Sadako was hospitalized at the Hiroshima Red Cross Hospital, where a local high school club brought her and her roommate Kiyo paper cranes to console them. There, she was told the legend of the cranes: some Japanese folklore says that a crane can live for a thousand years, and a person who folds an origami crane for each year of a crane’s life will have their wish granted. The story of the origami cranes inspired Sadako with a new passion and purpose: by folding one thousand origami cranes, she would wish to be well again. She used medicine wrappings and whatever else she could scrounge; she would ask her friend Chizuko to bring paper from school, and she’d go to other patients' rooms to ask for the paper from their get-well presents because paper was hard to come by in post-war Hiroshima.

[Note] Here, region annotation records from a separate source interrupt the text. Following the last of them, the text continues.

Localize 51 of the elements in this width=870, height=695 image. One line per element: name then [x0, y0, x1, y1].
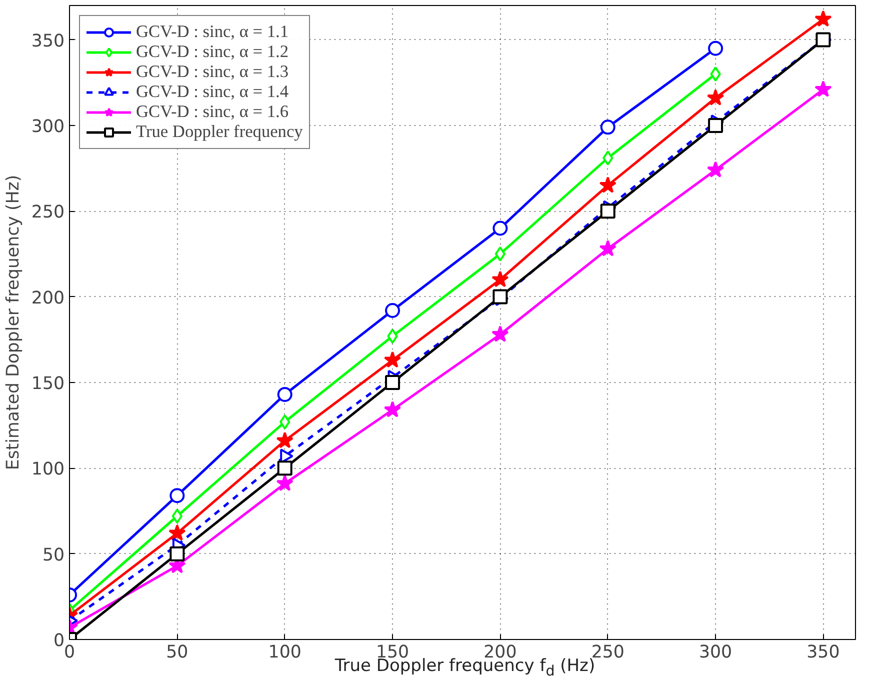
x-tick-label: 50 — [166, 642, 188, 662]
point — [277, 386, 292, 402]
point — [276, 432, 294, 448]
point — [492, 220, 508, 236]
y-tick-label: 250 — [31, 202, 65, 223]
point — [706, 160, 724, 178]
point — [384, 351, 402, 368]
y-tick-label: 50 — [42, 545, 65, 566]
point — [168, 524, 186, 541]
y-tick-label: 150 — [31, 374, 65, 394]
point — [170, 488, 185, 504]
y-axis-title: Estimated Doppler frequency (Hz) — [3, 174, 24, 470]
point — [385, 374, 400, 390]
x-tick-label: 100 — [268, 642, 302, 662]
legend-label: True Doppler frequency — [136, 122, 303, 142]
point — [710, 66, 721, 82]
point — [277, 460, 292, 476]
point — [385, 303, 400, 318]
point — [706, 89, 724, 106]
point — [494, 246, 506, 262]
point — [492, 289, 508, 304]
point — [387, 328, 398, 344]
y-tick-label: 350 — [31, 31, 65, 52]
point — [599, 240, 616, 256]
legend-label: GCV-D : sinc, α = 1.6 — [136, 102, 289, 122]
point — [384, 400, 402, 418]
point — [492, 325, 509, 342]
legend-label: GCV-D : sinc, α = 1.4 — [136, 82, 289, 102]
point — [708, 40, 724, 56]
point — [599, 176, 616, 193]
y-tick-label: 100 — [31, 460, 65, 480]
x-tick-label: 200 — [484, 642, 517, 662]
x-tick-label: 300 — [698, 642, 732, 662]
x-tick-label: 350 — [806, 642, 840, 662]
point — [492, 270, 509, 288]
point — [600, 204, 616, 219]
point — [276, 474, 294, 492]
point — [602, 150, 614, 166]
point — [600, 120, 616, 135]
point — [170, 546, 185, 562]
point — [814, 80, 832, 97]
legend-label: GCV-D : sinc, α = 1.1 — [136, 22, 289, 42]
point — [280, 414, 290, 430]
point — [814, 10, 832, 27]
legend-label: GCV-D : sinc, α = 1.3 — [136, 62, 289, 82]
y-tick-label: 200 — [31, 288, 65, 308]
legend-label: GCV-D : sinc, α = 1.2 — [136, 42, 289, 62]
y-tick-label: 300 — [31, 116, 65, 137]
point — [172, 508, 183, 524]
point — [708, 118, 724, 133]
point — [816, 32, 831, 48]
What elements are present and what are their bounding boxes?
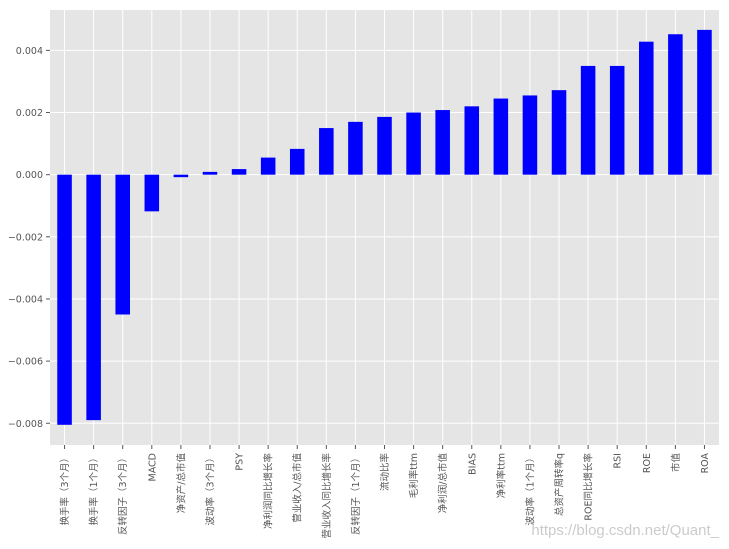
- x-tick-label: ROE同比增长率: [583, 453, 595, 521]
- bar: [609, 65, 625, 175]
- x-axis-ticks: 换手率（3个月） 换手率（1个月） 反转因子（3个月） MACD 净资产/总市值 波动率（…: [59, 445, 711, 539]
- bar: [86, 174, 101, 421]
- y-tick-label: 0.004: [16, 46, 43, 57]
- bar: [522, 95, 538, 175]
- x-tick-label: 反转因子（3个月）: [117, 453, 129, 535]
- bar: [289, 148, 305, 175]
- watermark: https://blog.csdn.net/Quant_: [531, 522, 719, 539]
- bar: [377, 116, 392, 175]
- bar: [406, 112, 421, 175]
- bar: [697, 29, 712, 175]
- y-tick-label: −0.006: [8, 357, 43, 368]
- bar: [639, 41, 654, 175]
- y-tick-label: −0.004: [8, 294, 43, 305]
- y-tick-label: 0.002: [16, 108, 43, 119]
- x-tick-label: 净资产/总市值: [175, 453, 187, 514]
- x-tick-label: 毛利率ttm: [408, 453, 420, 498]
- x-tick-label: 净利润/总市值: [437, 453, 449, 514]
- y-tick-label: −0.008: [8, 419, 43, 430]
- bar: [493, 98, 509, 175]
- y-tick-label: −0.002: [8, 232, 43, 243]
- bar: [202, 171, 218, 175]
- bar: [115, 174, 130, 315]
- x-tick-label: PSY: [235, 453, 246, 471]
- bar: [231, 169, 247, 175]
- bar: [144, 174, 160, 212]
- y-axis-ticks: 0.004 0.002 0.000 −0.002 −0.004 −0.006 −0.008: [8, 46, 50, 430]
- bars: [57, 29, 712, 425]
- x-tick-label: 净利率ttm: [495, 453, 507, 498]
- x-tick-label: ROE: [642, 453, 653, 473]
- bar: [668, 34, 683, 175]
- x-tick-label: 波动率（3个月）: [204, 453, 216, 526]
- x-tick-label: 总资产周转率q: [554, 453, 566, 516]
- x-tick-label: 净利润同比增长率: [263, 453, 275, 530]
- bar: [580, 65, 596, 175]
- bar: [435, 110, 450, 175]
- bar: [348, 121, 363, 175]
- x-tick-label: RSI: [613, 453, 624, 468]
- x-tick-label: 反转因子（1个月）: [350, 453, 362, 535]
- bar: [57, 174, 72, 425]
- x-tick-label: BIAS: [467, 453, 478, 475]
- bar: [464, 106, 480, 175]
- x-tick-label: ROA: [700, 453, 711, 474]
- x-tick-label: 营业收入/总市值: [292, 453, 304, 523]
- x-tick-label: 营业收入同比增长率: [321, 453, 333, 539]
- x-tick-label: 市值: [670, 453, 682, 473]
- bar: [173, 174, 189, 178]
- y-tick-label: 0.000: [16, 170, 43, 181]
- x-tick-label: 流动比率: [379, 453, 391, 492]
- x-tick-label: 换手率（3个月）: [59, 453, 71, 526]
- x-tick-label: 换手率（1个月）: [88, 453, 100, 526]
- bar: [551, 90, 567, 175]
- bar: [260, 157, 276, 175]
- x-tick-label: 波动率（1个月）: [524, 453, 536, 526]
- x-tick-label: MACD: [147, 453, 158, 481]
- bar: [319, 128, 334, 175]
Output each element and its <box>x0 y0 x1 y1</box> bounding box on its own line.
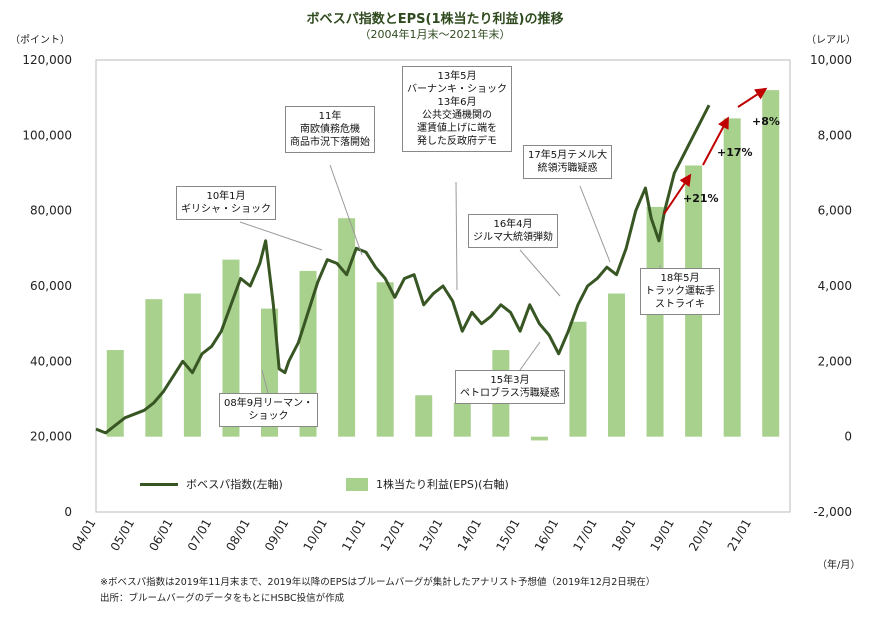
left-axis-tick-label: 80,000 <box>30 204 72 218</box>
annotation-truck-strike: 18年5月 トラック運転手 ストライキ <box>640 268 720 315</box>
x-axis-tick-label: 09/01 <box>262 517 291 554</box>
x-axis-tick-label: 04/01 <box>69 517 98 554</box>
x-axis-tick-label: 21/01 <box>725 517 754 554</box>
eps-bar <box>762 90 780 437</box>
right-axis-tick-label: 2,000 <box>818 354 852 368</box>
x-axis-unit: （年/月） <box>817 560 861 571</box>
right-axis-tick-label: -2,000 <box>813 505 852 519</box>
bovespa-index-line <box>95 104 711 435</box>
eps-bar <box>145 299 163 437</box>
right-axis-tick-label: 10,000 <box>810 53 852 67</box>
x-axis-tick-label: 05/01 <box>108 517 137 554</box>
annotation-lehman-shock: 08年9月リーマン・ ショック <box>219 393 319 427</box>
growth-arrow <box>663 173 692 215</box>
growth-label-2020: +21% <box>683 192 719 205</box>
x-axis-tick-label: 10/01 <box>301 517 330 554</box>
annotation-bernanke-shock: 13年5月 バーナンキ・ショック 13年6月 公共交通機関の 運賃値上げに端を 発した反… <box>402 66 512 152</box>
eps-bar <box>106 350 124 437</box>
legend-bar-swatch <box>346 477 368 491</box>
left-axis-tick-label: 120,000 <box>22 53 72 67</box>
footnote-source: 出所：ブルームバーグのデータをもとにHSBC投信が作成 <box>100 593 345 604</box>
chart-subtitle: （2004年1月末～2021年末） <box>359 28 511 41</box>
legend-item-index: ボベスパ指数(左軸) <box>140 476 283 492</box>
right-axis-unit: （レアル） <box>806 35 856 46</box>
right-axis-tick-label: 4,000 <box>818 279 852 293</box>
eps-bar <box>338 218 356 437</box>
legend-bar-label: 1株当たり利益(EPS)(右軸) <box>376 478 509 491</box>
left-axis-unit: （ポイント） <box>10 35 70 46</box>
x-axis-tick-label: 12/01 <box>378 517 407 554</box>
eps-bar <box>646 206 664 437</box>
annotation-leader <box>519 341 541 371</box>
x-axis-tick-label: 15/01 <box>493 517 522 554</box>
x-axis-tick-label: 06/01 <box>146 517 175 554</box>
annotation-greece-shock: 10年1月 ギリシャ・ショック <box>176 186 276 220</box>
left-axis-tick-label: 0 <box>64 505 72 519</box>
x-axis-tick-label: 19/01 <box>648 517 677 554</box>
annotation-leader <box>579 185 611 263</box>
left-axis-tick-label: 60,000 <box>30 279 72 293</box>
eps-bar <box>723 118 741 437</box>
eps-bar <box>608 293 625 437</box>
annotation-temer-scandal: 17年5月テメル大 統領汚職疑惑 <box>523 145 613 179</box>
left-axis-tick-label: 20,000 <box>30 430 72 444</box>
growth-arrow <box>702 116 729 166</box>
growth-label-2021b: +8% <box>752 115 780 128</box>
footnote-1: ※ボベスパ指数は2019年11月末まで、2019年以降のEPSはブルームバーグが… <box>100 577 656 588</box>
right-axis-tick-label: 0 <box>844 430 852 444</box>
eps-bar <box>530 436 548 441</box>
plot-frame <box>95 59 791 513</box>
eps-bar <box>376 282 394 437</box>
chart-title: ボベスパ指数とEPS(1株当たり利益)の推移 <box>306 12 564 27</box>
eps-bar <box>453 402 471 437</box>
x-axis-tick-label: 16/01 <box>532 517 561 554</box>
annotation-dilma-impeachment: 16年4月 ジルマ大統領弾劾 <box>468 214 558 248</box>
x-axis-tick-label: 08/01 <box>223 517 252 554</box>
legend-item-eps: 1株当たり利益(EPS)(右軸) <box>346 476 509 492</box>
annotation-leader <box>261 369 269 394</box>
legend-line-label: ボベスパ指数(左軸) <box>186 478 283 491</box>
right-axis-tick-label: 6,000 <box>818 204 852 218</box>
annotation-leader <box>455 181 458 291</box>
x-axis-tick-label: 07/01 <box>185 517 214 554</box>
annotation-petrobras-scandal: 15年3月 ペトロブラス汚職疑惑 <box>455 370 565 404</box>
x-axis-tick-label: 17/01 <box>570 517 599 554</box>
growth-label-2021a: +17% <box>717 146 753 159</box>
x-axis-tick-label: 11/01 <box>339 517 368 554</box>
x-axis-tick-label: 13/01 <box>416 517 445 554</box>
x-axis-tick-label: 18/01 <box>609 517 638 554</box>
x-axis-tick-label: 20/01 <box>686 517 715 554</box>
eps-bar <box>183 293 201 437</box>
annotation-leader <box>239 221 323 251</box>
left-axis-tick-label: 100,000 <box>22 128 72 142</box>
eps-bar <box>415 395 433 437</box>
annotation-leader <box>519 249 561 297</box>
right-axis-tick-label: 8,000 <box>818 128 852 142</box>
eps-bar <box>569 321 587 437</box>
legend-line-swatch <box>140 482 178 486</box>
eps-bar <box>222 259 240 437</box>
growth-arrow <box>737 87 768 108</box>
left-axis-tick-label: 40,000 <box>30 354 72 368</box>
annotation-euro-debt-crisis: 11年 南欧債務危機 商品市況下落開始 <box>285 106 375 153</box>
x-axis-tick-label: 14/01 <box>455 517 484 554</box>
annotation-leader <box>329 164 363 256</box>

Sadly, Sadako’s paper-crane wish didn’t come true, and the leukemia took her before she could even turn 13. But by the end of her young life, on October 25, 1955, she had achieved and exceeded her goal, inspiring her friends, family, and classmates. Perhaps in this experience, origami became meditation. Folding the paper perhaps became a prayer not only for her own health but for world peace, a recognition that peace is in our hands. After her death, Sadako's friends and schoolmates published a collection of letters in order to raise funds to build a memorial to her and all of the children who had died from the effects of the atomic bomb. In 1958, a statue of Sadako Sasaki, standing triumphant over an abstracted shell of a hollowed-out atomic bomb, holding aloft a golden origami crane, was unveiled in the Hiroshima Peace Memorial Park. At the foot of the statue is a plaque that simply and profoundly reads: "This is our cry. This is our prayer. Peace in the world."


Today we echo that cry, that prayer: for all children, all humans, and all living things: peace in the world. Abolish nuclear weapons now.